Following Village Roadshow's decision to move away from ticket discounting for its Gold Coast theme parks, Ardent Leisure is to raise the cost of entry at its Dreamworld and WhiteWater World attractions.

Having recently announced $50 million of investments in new rides, Ardent is anticipating rising interest in its Gold Coast parks and, while visitor numbers may well fall with the increased ticket cost, it will be looking for overall guest yield to rise.

Currently experiencing ongoing steady rises in visitor numbers, Dreamworld’s was recently described as “inferior” to its competitor theme parks by Citi analyst Sam Teeger said in a note to clients.

Teeger’s analysis also indicated that findings from the Coronal inquest into four guest deaths at Dreamworld in 2016 - which are expected to be released before the end of the year - could also hurt attendance numbers while indicating that Ardent would have been advised to delay the ticket price rise.

Teeger advised “we would prefer to see Dreamworld raising prices once its new $30 million steel rollercoaster is completed in calendar year 2021.”

Citi’s ticket price analysis found the pricing gap between Dreamworld and rival Village Roadshow’s theme parks had significantly narrowed. Dreamworld’s new adult annual pass is now between 7 and 12% cheaper compared to Village’s pass, which includes access to Movie World, Sea World and Wet’n’Wild.

Previously the price gap between annual tickets of the two theme park groups was between 13 and 14%. Citi also noted Dreamworld’s one-day pass was more expensive than similar tickets at Village, though it provided access to Dreamworld and WhiteWater World, compared to just one park at Village.

Ardent Leisure's recently released 2018/19 figures showed its losses for the year narrowed to $60.9 million in the year to June as increased spending on safety, repairs and maintenance and a higher tax bill more than offset higher revenue from new US entertainment centres and theme parks including Dreamworld.

Ardent's net loss marked an improvement on the prior year's $90.7 million figure, due largely to a $75 million devaluation it suffered a year earlier on its Dreamworld-centred theme parks division.
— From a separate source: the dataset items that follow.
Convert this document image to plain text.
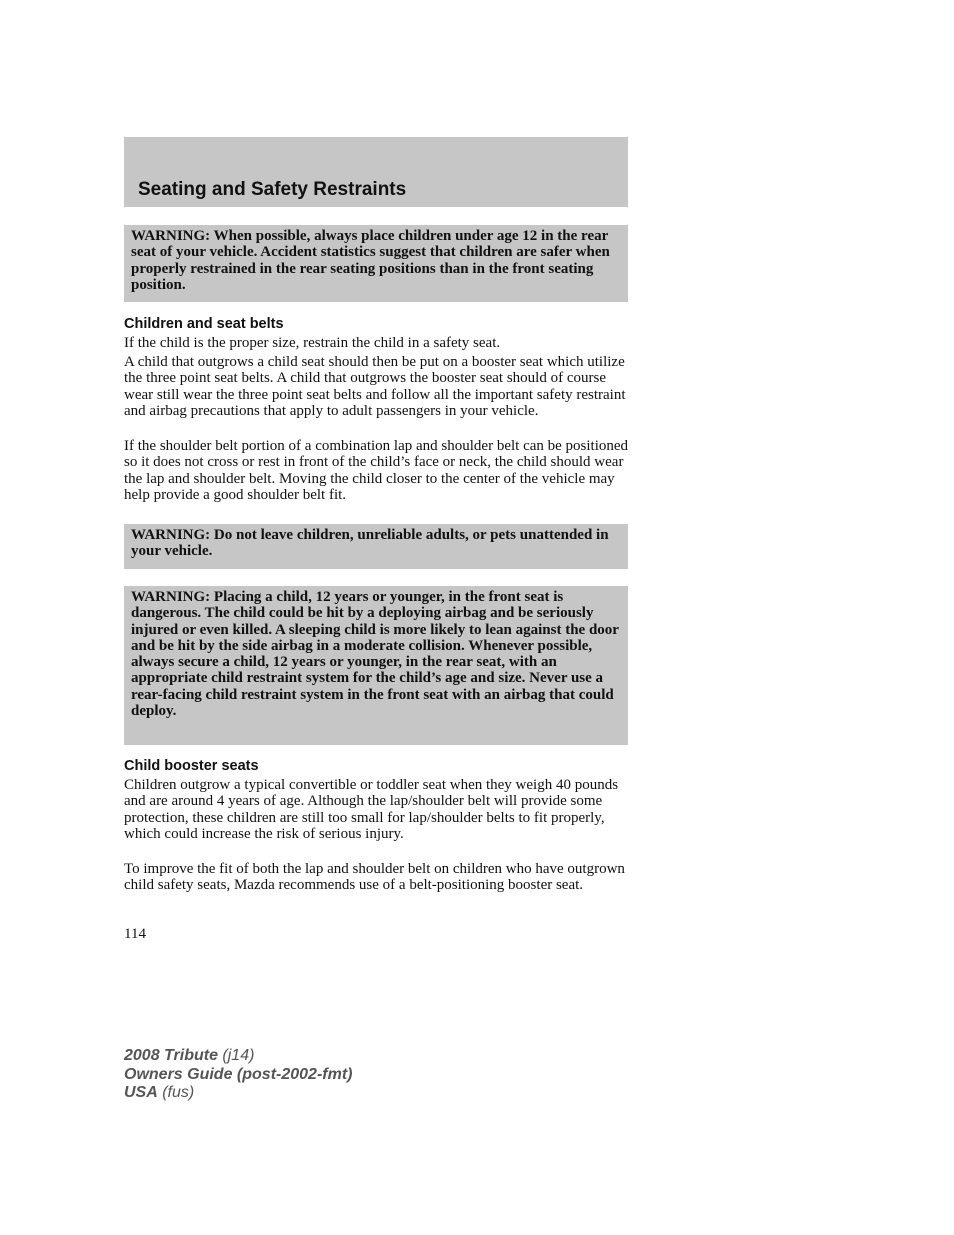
Seating and Safety Restraints
WARNING: When possible, always place children under age 12 in the rear seat of your vehicle. Accident statistics suggest that children are safer when properly restrained in the rear seating positions than in the front seating position.
Children and seat belts

If the child is the proper size, restrain the child in a safety seat.

A child that outgrows a child seat should then be put on a booster seat which utilize the three point seat belts. A child that outgrows the booster seat should of course wear still wear the three point seat belts and follow all the important safety restraint and airbag precautions that apply to adult passengers in your vehicle.

If the shoulder belt portion of a combination lap and shoulder belt can be positioned so it does not cross or rest in front of the child’s face or neck, the child should wear the lap and shoulder belt. Moving the child closer to the center of the vehicle may help provide a good shoulder belt fit.

WARNING: Do not leave children, unreliable adults, or pets unattended in your vehicle.
WARNING: Placing a child, 12 years or younger, in the front seat is dangerous. The child could be hit by a deploying airbag and be seriously injured or even killed. A sleeping child is more likely to lean against the door and be hit by the side airbag in a moderate collision. Whenever possible, always secure a child, 12 years or younger, in the rear seat, with an appropriate child restraint system for the child’s age and size. Never use a rear-facing child restraint system in the front seat with an airbag that could deploy.
Child booster seats

Children outgrow a typical convertible or toddler seat when they weigh 40 pounds and are around 4 years of age. Although the lap/shoulder belt will provide some protection, these children are still too small for lap/shoulder belts to fit properly, which could increase the risk of serious injury.

To improve the fit of both the lap and shoulder belt on children who have outgrown child safety seats, Mazda recommends use of a belt-positioning booster seat.

114

2008 Tribute (j14)
Owners Guide (post-2002-fmt)
USA (fus)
An increase in revenue from continuing operations lifted the company to EBITDA earnings of $11.7 million from a loss of $54 million in 2018.

The 2018/19 report confirmed that the Coronial hearing had impacted visitor numbers, advising “the current year continued to be impacted by challenging post-incident trading conditions for the Theme Parks business, associated costs due to Coronial Inquest hearings, non-recurring restructuring costs, as well as further impairment charges at the previously impaired US centres.”

The company also said it was close to completing a master plan for its Gold Coast site setting out its footprint for future theme park development and showing land that could be made available for commercial development.

Lower image shows Dreamworld's new Mack Blue Fire Launch coaster.